Koncert zespołu Do Góry Dnem, z Olą Kiełb ...


... bardzo długi, prześpiewali chyba ze dwie godziny, a my z nimi, tu i ówdzie znane twarze muzyków "U studni" ... przygrywają sobie wzajemnie, o, tu na basie, potem doszły czemplikowe skrzypeczki, a w tej granatowej kurtce, odwrócony plecami Rysiek Żarowski, obok na ławce poeta, Adam Ziemianin ... wśród ludzi jakby znajome twarze ze szklarskiej giełdy, człowiek sam zastanawia się, skąd ich zna ...
Koncert skończył się, wyszedł następny zespół ... niebo rozświetlają błyskawice ... nie, uciekamy jednak z powrotem do domu ...prosto w ulewę, znowu nad zalewem solińskim, gdzie już przerzedziło się, tylko wędkarze zostali ... o, tej radości psiej nie sposób opisać, kiedy otworzyliśmy drzwi chatki ...

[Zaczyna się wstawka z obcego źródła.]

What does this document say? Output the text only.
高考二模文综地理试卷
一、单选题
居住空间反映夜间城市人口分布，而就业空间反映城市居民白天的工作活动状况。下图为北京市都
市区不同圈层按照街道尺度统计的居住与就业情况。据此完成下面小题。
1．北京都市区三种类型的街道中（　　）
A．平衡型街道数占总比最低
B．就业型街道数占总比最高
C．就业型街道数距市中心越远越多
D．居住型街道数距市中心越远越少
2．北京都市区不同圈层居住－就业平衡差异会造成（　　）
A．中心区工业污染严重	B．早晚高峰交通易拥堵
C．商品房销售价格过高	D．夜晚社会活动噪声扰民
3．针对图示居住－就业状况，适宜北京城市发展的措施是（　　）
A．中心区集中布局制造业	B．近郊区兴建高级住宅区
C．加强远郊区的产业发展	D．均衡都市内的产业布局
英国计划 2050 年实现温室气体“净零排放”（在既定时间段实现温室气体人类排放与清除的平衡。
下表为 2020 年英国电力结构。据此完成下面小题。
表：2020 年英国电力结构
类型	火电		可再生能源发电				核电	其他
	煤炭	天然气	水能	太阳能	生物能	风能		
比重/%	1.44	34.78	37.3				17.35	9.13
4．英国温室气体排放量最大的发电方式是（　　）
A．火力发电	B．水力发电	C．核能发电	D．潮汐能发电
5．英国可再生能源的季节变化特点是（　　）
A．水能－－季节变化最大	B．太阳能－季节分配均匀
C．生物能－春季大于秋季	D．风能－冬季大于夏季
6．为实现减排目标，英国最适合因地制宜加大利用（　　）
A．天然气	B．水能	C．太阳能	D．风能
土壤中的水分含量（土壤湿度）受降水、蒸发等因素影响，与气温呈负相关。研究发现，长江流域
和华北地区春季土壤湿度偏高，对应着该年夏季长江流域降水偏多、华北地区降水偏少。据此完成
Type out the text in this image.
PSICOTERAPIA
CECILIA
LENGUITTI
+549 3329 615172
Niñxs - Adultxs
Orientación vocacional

Zbieram już sporo pomidorów spod folii, czerwienieją też te pod dachem chatkowym, a i inne warzywa wspierają naszą kuchnię ...


... ogórki co prawda jak kulki, ale na mizerię mogą być ... z pomidorów można też niezłe kompozycje stworzyć ... jakieś marzenia czy co? ...



Poszłam podlać rośliny pod folią, pomidory, paprykę, zioła, Miśka ze mną, a Amik został, bo on boi się węża z wodą ... grzmiało, szła burza od Bieszczadu ... wracając już w pierwszych kroplach deszczu usłyszałam skomlenie Amika. Aha, wyszedł po schodach na poddasze i nie może zejść ... wołam go, jest tam gdzieś, wychodzę na górę, nie ma go, tylko szura coś po blaszanym dachu tarasu ...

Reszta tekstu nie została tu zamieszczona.